Sugar never tasted so good-- The White Stripes, "Sugar Never Tasted So Good"
Sugar never tasted so good
Sugar never tasted good to me
I was thinking about honey this morning, maybe inevitably, as I drizzled it over my porridge (also containing some tasty dried currants from the aforementioned co-op), and sipped a hot steaming mug of lemon & honey drink (best thing for poor ravaged sore throats on a winter's morn). It struck me&emdash; why is honey never mentioned in science fiction? Granted, I haven't read every single sci-fi book in the universe, but I could be considered a fan of the genre, and I'm pretty comfortable with the respective oeuvres of many of the big names. Perhaps my memory is failing me or my ignorance is tantamount (and I'd happily stand corrected), but I don't seem to recall that any of them ever linger upon one of Earth's greatest science mysteries: honey.
Nobody knows how they make it (the bees, that is). Molecularly, it's just sugar, but clearly it has some very different properties. It never goes mouldy or bad. It takes on the distinctive flavours of the plants which contribute to its production. And a spoonful of it tastes way better than a mouthful of refined white sugar.

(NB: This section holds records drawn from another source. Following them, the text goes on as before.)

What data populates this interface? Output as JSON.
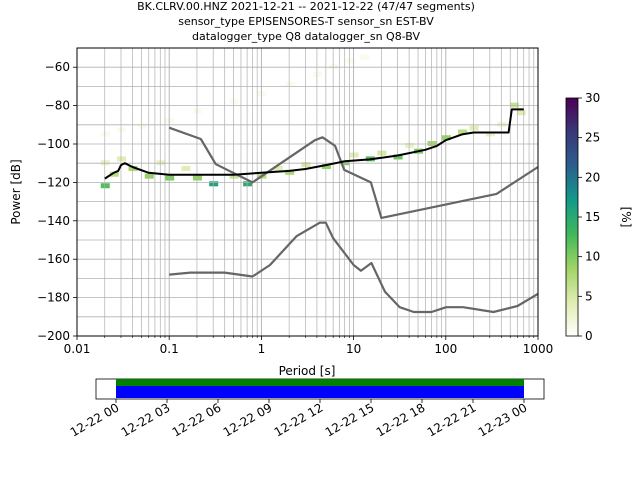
{
  "chart_data": {
    "type": "heatmap",
    "title_lines": [
      "BK.CLRV.00.HNZ   2021-12-21 -- 2021-12-22  (47/47 segments)",
      "sensor_type EPISENSORES-T sensor_sn EST-BV",
      "datalogger_type Q8 datalogger_sn Q8-BV"
    ],
    "xlabel": "Period [s]",
    "ylabel": "Power [dB]",
    "x_scale": "log",
    "xlim": [
      0.01,
      1000
    ],
    "ylim": [
      -200,
      -50
    ],
    "x_ticks": [
      {
        "value": 0.01,
        "label": "0.01"
      },
      {
        "value": 0.1,
        "label": "0.1"
      },
      {
        "value": 1,
        "label": "1"
      },
      {
        "value": 10,
        "label": "10"
      },
      {
        "value": 100,
        "label": "100"
      },
      {
        "value": 1000,
        "label": "1000"
      }
    ],
    "y_ticks": [
      {
        "value": -60,
        "label": "−60"
      },
      {
        "value": -80,
        "label": "−80"
      },
      {
        "value": -100,
        "label": "−100"
      },
      {
        "value": -120,
        "label": "−120"
      },
      {
        "value": -140,
        "label": "−140"
      },
      {
        "value": -160,
        "label": "−160"
      },
      {
        "value": -180,
        "label": "−180"
      },
      {
        "value": -200,
        "label": "−200"
      }
    ],
    "grid": true,
    "colorbar": {
      "label": "[%]",
      "range": [
        0,
        30
      ],
      "ticks": [
        {
          "value": 0,
          "label": "0"
        },
        {
          "value": 5,
          "label": "5"
        },
        {
          "value": 10,
          "label": "10"
        },
        {
          "value": 15,
          "label": "15"
        },
        {
          "value": 20,
          "label": "20"
        },
        {
          "value": 25,
          "label": "25"
        },
        {
          "value": 30,
          "label": "30"
        }
      ]
    },
    "mean_curve": {
      "color": "#000000",
      "points": [
        [
          0.02,
          -118
        ],
        [
          0.025,
          -115
        ],
        [
          0.028,
          -114
        ],
        [
          0.03,
          -111
        ],
        [
          0.033,
          -110
        ],
        [
          0.04,
          -112
        ],
        [
          0.06,
          -115
        ],
        [
          0.1,
          -116
        ],
        [
          0.2,
          -116
        ],
        [
          0.5,
          -116
        ],
        [
          1,
          -115
        ],
        [
          2,
          -114
        ],
        [
          3,
          -113
        ],
        [
          5,
          -111
        ],
        [
          8,
          -109
        ],
        [
          15,
          -108
        ],
        [
          30,
          -106
        ],
        [
          60,
          -103
        ],
        [
          80,
          -101
        ],
        [
          100,
          -98
        ],
        [
          150,
          -95
        ],
        [
          200,
          -94
        ],
        [
          400,
          -94
        ],
        [
          480,
          -94
        ],
        [
          520,
          -82
        ],
        [
          700,
          -82
        ]
      ]
    },
    "nlnm": {
      "color": "#666666",
      "points": [
        [
          0.1,
          -168
        ],
        [
          0.17,
          -167
        ],
        [
          0.4,
          -167
        ],
        [
          0.8,
          -169
        ],
        [
          1.24,
          -163
        ],
        [
          2.4,
          -148
        ],
        [
          4.3,
          -141
        ],
        [
          5,
          -141
        ],
        [
          6,
          -149
        ],
        [
          10,
          -163
        ],
        [
          12,
          -166
        ],
        [
          15.6,
          -162
        ],
        [
          21.9,
          -177
        ],
        [
          31.6,
          -185
        ],
        [
          45,
          -187.5
        ],
        [
          70,
          -187.5
        ],
        [
          101,
          -185
        ],
        [
          154,
          -185
        ],
        [
          328,
          -187.5
        ],
        [
          600,
          -184.4
        ],
        [
          1000,
          -178
        ]
      ]
    },
    "nhnm": {
      "color": "#666666",
      "points": [
        [
          0.1,
          -91.5
        ],
        [
          0.22,
          -97.4
        ],
        [
          0.32,
          -110.5
        ],
        [
          0.8,
          -120
        ],
        [
          3.8,
          -98
        ],
        [
          4.6,
          -96.5
        ],
        [
          6.3,
          -101
        ],
        [
          7.9,
          -113.5
        ],
        [
          15.4,
          -120
        ],
        [
          20,
          -138.5
        ],
        [
          354.8,
          -126
        ],
        [
          1000,
          -112
        ]
      ]
    },
    "density_cells": [
      {
        "x": 0.02,
        "y": -95,
        "pct": 1
      },
      {
        "x": 0.03,
        "y": -93,
        "pct": 1
      },
      {
        "x": 0.05,
        "y": -91,
        "pct": 1
      },
      {
        "x": 0.1,
        "y": -88,
        "pct": 1
      },
      {
        "x": 0.2,
        "y": -83,
        "pct": 1
      },
      {
        "x": 0.5,
        "y": -78,
        "pct": 1
      },
      {
        "x": 1,
        "y": -74,
        "pct": 1
      },
      {
        "x": 2,
        "y": -69,
        "pct": 1
      },
      {
        "x": 4,
        "y": -64,
        "pct": 1
      },
      {
        "x": 6,
        "y": -60,
        "pct": 1
      },
      {
        "x": 9,
        "y": -57,
        "pct": 1
      },
      {
        "x": 13,
        "y": -55,
        "pct": 1
      },
      {
        "x": 0.02,
        "y": -110,
        "pct": 3
      },
      {
        "x": 0.02,
        "y": -122,
        "pct": 12
      },
      {
        "x": 0.025,
        "y": -116,
        "pct": 7
      },
      {
        "x": 0.03,
        "y": -108,
        "pct": 4
      },
      {
        "x": 0.04,
        "y": -113,
        "pct": 8
      },
      {
        "x": 0.06,
        "y": -117,
        "pct": 9
      },
      {
        "x": 0.08,
        "y": -110,
        "pct": 3
      },
      {
        "x": 0.1,
        "y": -118,
        "pct": 10
      },
      {
        "x": 0.15,
        "y": -113,
        "pct": 4
      },
      {
        "x": 0.2,
        "y": -118,
        "pct": 9
      },
      {
        "x": 0.3,
        "y": -121,
        "pct": 16
      },
      {
        "x": 0.5,
        "y": -117,
        "pct": 6
      },
      {
        "x": 0.7,
        "y": -121,
        "pct": 15
      },
      {
        "x": 1,
        "y": -117,
        "pct": 7
      },
      {
        "x": 1.5,
        "y": -113,
        "pct": 4
      },
      {
        "x": 2,
        "y": -115,
        "pct": 8
      },
      {
        "x": 3,
        "y": -111,
        "pct": 5
      },
      {
        "x": 5,
        "y": -112,
        "pct": 9
      },
      {
        "x": 8,
        "y": -110,
        "pct": 10
      },
      {
        "x": 10,
        "y": -106,
        "pct": 4
      },
      {
        "x": 15,
        "y": -108,
        "pct": 12
      },
      {
        "x": 20,
        "y": -105,
        "pct": 5
      },
      {
        "x": 30,
        "y": -107,
        "pct": 11
      },
      {
        "x": 40,
        "y": -101,
        "pct": 3
      },
      {
        "x": 50,
        "y": -104,
        "pct": 10
      },
      {
        "x": 70,
        "y": -100,
        "pct": 8
      },
      {
        "x": 100,
        "y": -97,
        "pct": 9
      },
      {
        "x": 150,
        "y": -94,
        "pct": 7
      },
      {
        "x": 200,
        "y": -92,
        "pct": 4
      },
      {
        "x": 300,
        "y": -95,
        "pct": 3
      },
      {
        "x": 400,
        "y": -90,
        "pct": 2
      },
      {
        "x": 550,
        "y": -80,
        "pct": 6
      },
      {
        "x": 650,
        "y": -84,
        "pct": 4
      }
    ],
    "colormap_stops": [
      "#ffffff",
      "#e0ecb0",
      "#9fd466",
      "#3fb85a",
      "#14998a",
      "#2a5f8f",
      "#3a3877",
      "#4b0055"
    ]
  },
  "coverage": {
    "ticks": [
      {
        "label": "12-22 00"
      },
      {
        "label": "12-22 03"
      },
      {
        "label": "12-22 06"
      },
      {
        "label": "12-22 09"
      },
      {
        "label": "12-22 12"
      },
      {
        "label": "12-22 15"
      },
      {
        "label": "12-22 18"
      },
      {
        "label": "12-22 21"
      },
      {
        "label": "12-23 00"
      }
    ],
    "bar_colors": [
      "#008000",
      "#0000ff"
    ]
  }
}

I imagined a science fiction plot where humans finally made contact with extra-terrestrial intelligence. After initial tense negotions, a tentative commerce arrangement was reached. But the only thing the intergalactic market was interested in from Earth was honey.
After utterly failing to find a scientific method for artificially producing honey or a close substitute, the Earth transforms into a global set of apiaries. Suburbia is slowly replaced with sweet-smelling meadows. Industry grinds to a lazy crawl as lucrative honey exports provide everyone with the best of intergalactic technology. Since no one can truly control a bee swarm, all have an equal shot at owning a few hives and the wealth of the world settles and redistributes like sediment at the bottom of a river.
I'd like to think I could turn the idea into a real story, but I suspect it would turn out to be like something Kilgore Trout would write.
Well, at least he actually got published.